Originally Posted by
another forum member
A WAI will be less restrictive due to less length and amount of bends in the pipe. However, you are pulling air from the warm engine bay. This is where a CAI comes in, cold air=dense air=more O2=more power. This is why dyno testing shows the results they do. However, there is one thing that needs to be taken into consideration, when the car is actually moving the air in the engine bay is not just sitting around getting hot, the intake temperature starts to drop. There is a great thread on an Altima forum where a guy actually put a digital thermometer in the intake to get readings. He tested a CAI, WAI, and a WAI with a tube feeding outside air to it(this is the type I find works the best).
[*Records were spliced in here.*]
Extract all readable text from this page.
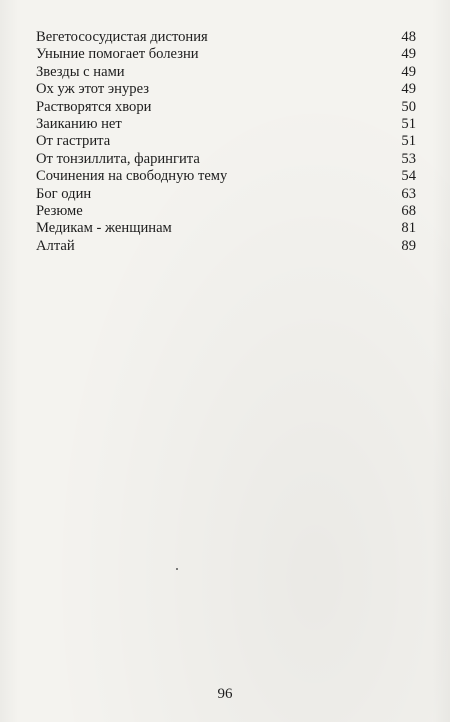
Вегетососудистая дистония	48
Уныние помогает болезни	49
Звезды с нами	49
Ох уж этот энурез	49
Растворятся хвори	50
Заиканию нет	51
От гастрита	51
От тонзиллита, фарингита	53
Сочинения на свободную тему	54
Бог один	63
Резюме	68
Медикам - женщинам	81
Алтай	89
96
What he found was that the CAI stayed the most consistently cool, where as the WAI would get heat soaked at low speeds and at idle. However, when moving the WAI with the feeding tube would quickly drop to the same temperature as the CAI. Even the WAI by itself, got within 5°F of the CAI, but it took a bit longer. So what that info suggests is that even the WAI, while moving, ingests nearly the same temperature air as a CAI, and does it in a far less restrictive path. From what I have seen, the only disadvantage to running a WAI is heat soak, which believe me, sucks on a hot day in traffic. But adding a feeder tube to bring outside air to the WAI, pretty much solves the problem. The benefit to running a CAI would be the consistency, and a tad bit more midrange power(havn't figured this one out yet).